The jury may be out on whether Messrs. Abe and Kuroda will succeed in cajoling the Japanese economy from its decades-long funk but the cash is betting they will. Domestic and foreign investors have stampeded for Tokyo equities, and Morgan Stanley has been crunching the numbers.
Since 2005, Japanese investors built up a 14 trillion yen (over $140 billion) portfolio of foreign equities. But between January-March 2013, they offloaded a third of this — about $39 billion. Going back to July 2012 when they first started bringing cash home, the Japanese have sold $53 billion in foreign equities, or 36 percent of equity holdings.
If one were to include all foreign portfolio investments, they sold a net $74 billion worth of assets in the first three months of 2013. Morgan Stanley says this is the the most since 2005. You can see their graphic below (click on it for a bigger version).

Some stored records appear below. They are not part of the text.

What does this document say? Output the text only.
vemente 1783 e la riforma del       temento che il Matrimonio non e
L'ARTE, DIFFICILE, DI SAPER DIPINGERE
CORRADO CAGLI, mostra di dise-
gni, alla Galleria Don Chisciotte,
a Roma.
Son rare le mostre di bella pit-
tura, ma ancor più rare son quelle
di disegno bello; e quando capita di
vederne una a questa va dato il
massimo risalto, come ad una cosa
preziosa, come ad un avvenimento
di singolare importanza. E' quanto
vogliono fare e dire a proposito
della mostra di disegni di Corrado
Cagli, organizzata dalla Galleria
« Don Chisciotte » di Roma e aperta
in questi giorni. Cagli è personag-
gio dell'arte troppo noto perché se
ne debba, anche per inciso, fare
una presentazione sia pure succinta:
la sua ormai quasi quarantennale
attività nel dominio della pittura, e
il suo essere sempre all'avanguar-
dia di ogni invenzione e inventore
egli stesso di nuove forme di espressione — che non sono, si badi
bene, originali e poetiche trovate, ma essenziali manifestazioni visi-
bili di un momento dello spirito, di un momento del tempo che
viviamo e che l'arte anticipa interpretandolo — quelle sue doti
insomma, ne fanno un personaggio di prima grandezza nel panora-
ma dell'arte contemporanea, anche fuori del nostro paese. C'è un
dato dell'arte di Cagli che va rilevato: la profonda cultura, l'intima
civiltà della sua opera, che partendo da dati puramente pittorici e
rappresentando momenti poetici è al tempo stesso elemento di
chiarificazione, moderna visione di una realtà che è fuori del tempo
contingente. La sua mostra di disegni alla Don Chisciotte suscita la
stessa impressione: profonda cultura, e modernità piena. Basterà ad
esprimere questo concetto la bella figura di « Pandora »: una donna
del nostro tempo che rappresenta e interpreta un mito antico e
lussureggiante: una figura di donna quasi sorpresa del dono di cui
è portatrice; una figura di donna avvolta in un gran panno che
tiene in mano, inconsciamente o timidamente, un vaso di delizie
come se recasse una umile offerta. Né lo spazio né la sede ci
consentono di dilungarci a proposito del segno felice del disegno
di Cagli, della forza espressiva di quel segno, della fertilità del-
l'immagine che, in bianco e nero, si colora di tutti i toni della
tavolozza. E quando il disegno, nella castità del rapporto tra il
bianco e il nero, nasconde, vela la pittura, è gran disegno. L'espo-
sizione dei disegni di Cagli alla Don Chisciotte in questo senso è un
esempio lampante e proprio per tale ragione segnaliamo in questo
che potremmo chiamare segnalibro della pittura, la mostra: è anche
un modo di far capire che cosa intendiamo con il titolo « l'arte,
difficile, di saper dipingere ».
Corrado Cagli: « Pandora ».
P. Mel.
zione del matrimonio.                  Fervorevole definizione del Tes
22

Not surprising then that the Nikkei has been on a roll with returns of 34 percent this year. Aside from the Japanese money, foreign cash has also flooded in — foreigners have bought $23 billion worth of Japanese equities in the first two months of 2013, according to Japanese government data. Broadly, that is a 7 percent rise in cumulative holdings. Asian investors’ holdings alone have jumped 26 percent.
So what now? Morgan Stanley’s survey of Japanese funds revealed that most had higher allocations to local equities than usual. While only around 5 percent said they would increase their weighting, half of those surveyed intended to keep the current position.